Pheidole parva is a species of ant in the subfamily Myrmicinae.

==Habitat and distribution==
Pheidole parva is a widespread and probably invasive species in parts of the Old World and belongs to the P. rinae complex. Most likely it is an introduced species to the Malagasy region. Indeed, live ants of this species have recently been found travelling onboard different ships. Also its ubiquity in many different habitats and microhabitats on Mauritius and the Seychelles and its presence in ports there indicate that it is well-adapted to human environments and thus a likely candidate to invade new areas through human commerce. This tiny and relatively inconspicuous ant is very common in places and can be found in soil and leaf litter, under stones or root mats, in rotten logs, foraging on or nesting in the ground, as well as in lower vegetation and even under the bark of live trees. It was collected in a variety of different habitats, from parks and gardens, to mangrove and coastal scrub, to degraded dry forest, littoral and mixed forest, and rainforest, in elevations between 1 and 445 m.
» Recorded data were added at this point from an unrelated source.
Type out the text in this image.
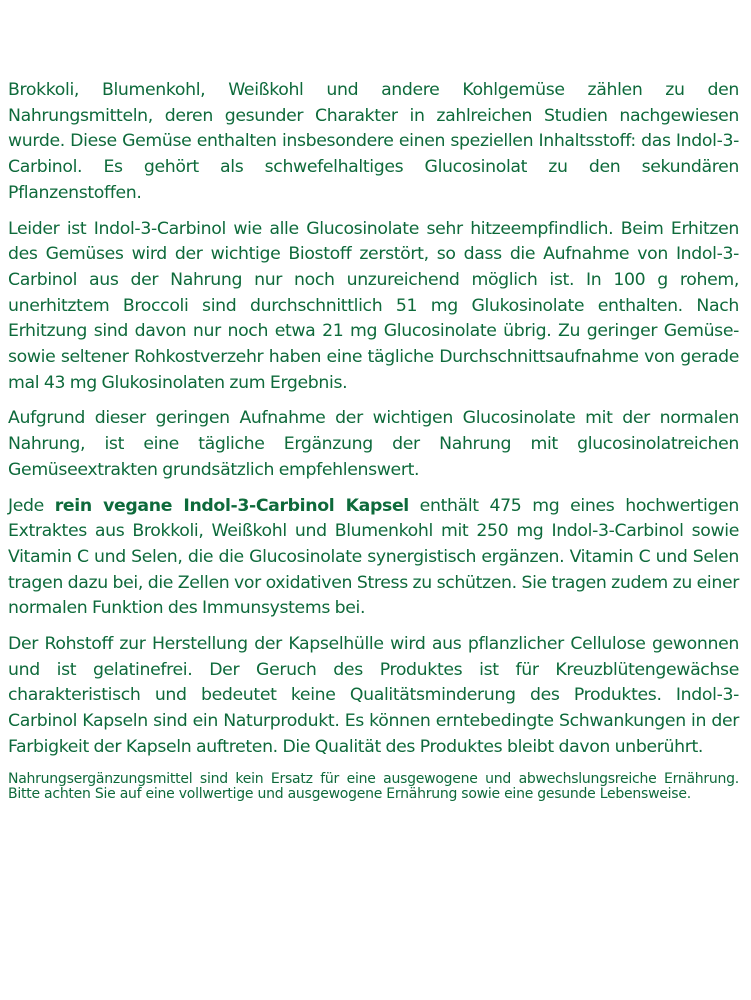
Brokkoli, Blumenkohl, Weißkohl und andere Kohlgemüse zählen zu den Nahrungsmitteln, deren gesunder Charakter in zahlreichen Studien nachgewiesen wurde. Diese Gemüse enthalten insbesondere einen speziellen Inhaltsstoff: das Indol-3-Carbinol. Es gehört als schwefelhaltiges Glucosinolat zu den sekundären Pflanzenstoffen.

Leider ist Indol-3-Carbinol wie alle Glucosinolate sehr hitzeempfindlich. Beim Erhitzen des Gemüses wird der wichtige Biostoff zerstört, so dass die Aufnahme von Indol-3-Carbinol aus der Nahrung nur noch unzureichend möglich ist. In 100 g rohem, unerhitztem Broccoli sind durchschnittlich 51 mg Glukosinolate enthalten. Nach Erhitzung sind davon nur noch etwa 21 mg Glucosinolate übrig. Zu geringer Gemüse- sowie seltener Rohkostverzehr haben eine tägliche Durchschnittsaufnahme von gerade mal 43 mg Glukosinolaten zum Ergebnis.

Aufgrund dieser geringen Aufnahme der wichtigen Glucosinolate mit der normalen Nahrung, ist eine tägliche Ergänzung der Nahrung mit glucosinolatreichen Gemüseextrakten grundsätzlich empfehlenswert.

Jede rein vegane Indol-3-Carbinol Kapsel enthält 475 mg eines hochwertigen Extraktes aus Brokkoli, Weißkohl und Blumenkohl mit 250 mg Indol-3-Carbinol sowie Vitamin C und Selen, die die Glucosinolate synergistisch ergänzen. Vitamin C und Selen tragen dazu bei, die Zellen vor oxidativen Stress zu schützen. Sie tragen zudem zu einer normalen Funktion des Immunsystems bei.

Der Rohstoff zur Herstellung der Kapselhülle wird aus pflanzlicher Cellulose gewonnen und ist gelatinefrei. Der Geruch des Produktes ist für Kreuzblütengewächse charakteristisch und bedeutet keine Qualitätsminderung des Produktes. Indol-3-Carbinol Kapseln sind ein Naturprodukt. Es können erntebedingte Schwankungen in der Farbigkeit der Kapseln auftreten. Die Qualität des Produktes bleibt davon unberührt.

Nahrungsergänzungsmittel sind kein Ersatz für eine ausgewogene und abwechslungsreiche Ernährung. Bitte achten Sie auf eine vollwertige und ausgewogene Ernährung sowie eine gesunde Lebensweise.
It has also been found on the Arabian Peninsula in Saudi Arabia and in the United Arab Emirates, on farms mostly inland from the coast at elevations of 675 and 735 m. As the nests were also found under potted plants, it is very likely that P. parva has been introduced to the Arabian Peninsula by human commerce.

==Description==
On the smaller islands of the Southwest Indian Ocean, P. parva can be superficially confused with P. jonas, especially because the minors are relatively similar in their morphologies. The main characters distinguishing both worker castes of these two species are: the relative length of the postpetiole in both castes; the scapes of the workers of P. parva are distinctly shorter than those of P. jonas; and the heads of majors are distinctly longer than wide in P. parva, versus on average as long as wide in P. jonas.